During the Church's nineteen centuries it was not made a test-word until about three hundred and fifty years ago, when it became,—note this well,—a test, not of orthodoxy primarily, but rather of papal allegiance, an allegiance in those days quite as much political as it was religious.

It was never a test-word in the West before the Reformation; it never has been, and is not today, a test-word in the East. These are not opinions I am expressing. They are the simple facts of history.

In times past there have been those in the Church, who unless they were able to secure the exact nomenclature upon which they had set their hearts, were content to go on for an indefinite period of time branded before the world with the name Protestant, the wearing of which brand prevents the Church from bearing that full witness for which our Lord sent her into the world. There has seemed to appear [45/46] in certain quarters a greater anxiety to bring in the name Catholic than to put away the name Protestant.

There has been of late a great and happy reaction against this attitude. In the General Convention in Cincinnati fifteen years ago, a long, vigorous campaign to change the name of the Church came to its climax by the House of Deputies failing by only one vote to declare for the elimination of the word Protestant, making the official name of the Church coincide with the name by which she is popularly known,—the Episcopal Church.

Two weeks ago in the Convention at New Orleans, a distinguished lay deputy from a diocese not especially identified with the Catholic advance, made a gallant fight to substitute the word "American" for "Protestant" wherever the latter word appeared in the name of the Church in the Prayer Book. Had the proposal been made earlier, in the session, it is not unlikely that it would have meet with substantial favour, if not carried by an actual majority.

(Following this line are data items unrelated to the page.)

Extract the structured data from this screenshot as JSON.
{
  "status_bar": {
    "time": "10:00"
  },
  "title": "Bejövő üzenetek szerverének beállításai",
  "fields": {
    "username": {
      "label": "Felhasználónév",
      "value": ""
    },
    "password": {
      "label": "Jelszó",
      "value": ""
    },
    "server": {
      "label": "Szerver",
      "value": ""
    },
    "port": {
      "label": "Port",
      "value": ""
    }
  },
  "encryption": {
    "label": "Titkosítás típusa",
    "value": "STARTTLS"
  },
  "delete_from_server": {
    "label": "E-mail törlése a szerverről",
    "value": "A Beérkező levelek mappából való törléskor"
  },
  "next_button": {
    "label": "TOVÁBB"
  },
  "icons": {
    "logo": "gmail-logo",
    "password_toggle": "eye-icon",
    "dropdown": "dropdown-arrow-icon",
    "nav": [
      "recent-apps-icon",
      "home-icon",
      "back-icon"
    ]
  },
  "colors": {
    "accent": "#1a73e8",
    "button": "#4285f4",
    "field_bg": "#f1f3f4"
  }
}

This subject is almost certain to be in the forefront at the Convention in Washington three years hence, and the result will depend largely on the attitude assumed by Catholics in the meantime.

In clearing the Church of misunderstanding and misrepresentation, is it not the wise thing for us to meet half-way those who have the same aim as ourselves, even though they may not in every instance be able to co-operate with the exact method which we may believe to be best?

The term Episcopal is that by which we are universally known, and under that name we are recognized by all intelligent observers as being fundamentally different from the Protestantism that seethes about [46/47] us. The word itself is Catholic and Apostolic in all its connotations.

And after all, names in human language, as a rule, bear in the popular mind, the meaning we place upon them; and no sensible man is disturbed at being misunderstood by ignorant people. The Orthodox Eastern Christian is not perturbed in his mind because when he declares himself to be an Orthodox, some ignoramus from Philadelphia thinks he is an Orthodox Quaker, or a dweller on the east side of New York takes him to be an Orthodox Jew.

In its proper connotation the word Episcopal is Catholic and Apostolic, and it cannot be more misused and misunderstood than has been the word Catholic itself. There are in the United States today, so far as I have been able to count, seven independent Churches bearing the official title Catholic. I confess that, while claiming ownership in the word, as the sects cannot claim it, I have just the least sense of shrinking from adopting a name which will, I believe, be more likely to identify us in the popular mind with certain wretched little sects, than with the Church of God throughout the world. We have to explain away "Protestant" now; I am not keen about spending the rest of my life explaining that I am not an Irvingite or an adherent of Arnold Matthew.

Wherever it is rightly defined, the name Episcopal carries with it every implication of Apostolic Faith, Apostolic ministry, Apostolic Sacraments, Apostolic life.

But whatever name we may think the Church should bear in order that her nature and origin be made plain, the one thing we must seek, is the elimination of the [47/48] title Protestant. What is to be substituted in its stead is not the vital question. The primary and vital thing is first to give all our energies to ridding ourselves of a name which gives a categorical denial to every principle upon which the Church builds her life and her work.